The Government’s transfer of 2800 state houses to the Tamaki Redevelopment Company -- to be announced at 9am today -- shows it's desperation to off-load state houses and show some kind of action against Auckland's out of control housing crisis, says Labour’s Housing spokesperson Phil Twyford.
“The Government is set to announce that Housing NZ is pulling out of Tamaki and handing over all its 2800 state houses to the Tamaki Redevelopment Company which is a fledgling joint venture between the Government and Auckland Council tasked with leading the area’s urban renewal. The properties are believed to house 8000 people, and are likely to be worth more than half a billion dollars.

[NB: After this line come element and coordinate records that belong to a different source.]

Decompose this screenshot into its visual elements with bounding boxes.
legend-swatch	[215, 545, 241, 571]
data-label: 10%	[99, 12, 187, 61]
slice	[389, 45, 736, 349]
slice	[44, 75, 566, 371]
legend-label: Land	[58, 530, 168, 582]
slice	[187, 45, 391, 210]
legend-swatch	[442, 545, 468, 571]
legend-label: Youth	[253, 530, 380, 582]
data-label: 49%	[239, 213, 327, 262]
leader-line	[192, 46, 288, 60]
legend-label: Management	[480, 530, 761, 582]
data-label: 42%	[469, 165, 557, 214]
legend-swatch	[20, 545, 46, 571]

Phil Twyford said the move was reckless, placing a massive taxpayer-owned asset, and the lives of 8000 people in the hands of a tiny, three-year old organisation with no experience of being a landlord.
”Acting Prime Minister Bill English has been casting around to find someone, anyone, who will take state houses off him, in order to give his sell-off policy some legitimacy after the Salvation Army and the Methodist Mission panned the policy and ruled themselves out as buyers.
“The Tamaki Redevelopment Company has been setting itself up to lead the redevelopment of the area’s housing stock. Now Bill English’s desperation to sell off state houses has seen him foist 2800 houses on them, forcing them to become one of the country’s biggest landlords overnight.
“The Company has not even been asking or planning to become a landlord. They came to Parliament only a few weeks ago and expressed frustration at the slow pace of redevelopment. They expressed no intention to become a landlord or social housing provider and no such intention exists within their annual report, constitution or letters of intent.
“The danger is that by forcing this tiny organisation to become a major landlord they will lose focus on their original purpose to spearhead Glen Innes’ urban renewal.
“The Government’s housing policy is crashing around their ears. Yesterday the AMP360 housing affordability report showed lower quartile houses in Auckland rose on average by $32,000 in one month. And BNZ economist Tony Alexander said that if Auckland was to reduce overcrowding to the level of the rest of the country it would need to build an additional 76,000 houses over and above the 13,000 per year needed to keep up with population growth. Auckland’s current build rate is 7700 per year.
“Nothing National does is making any difference to Auckland’s spiralling house prices. In his desperation to look like he is doing something, Bill English’s risky move at Tamaki could put a half-billion dollar asset, 8000 state house tenants, and an important urban renewal project in jeopardy.”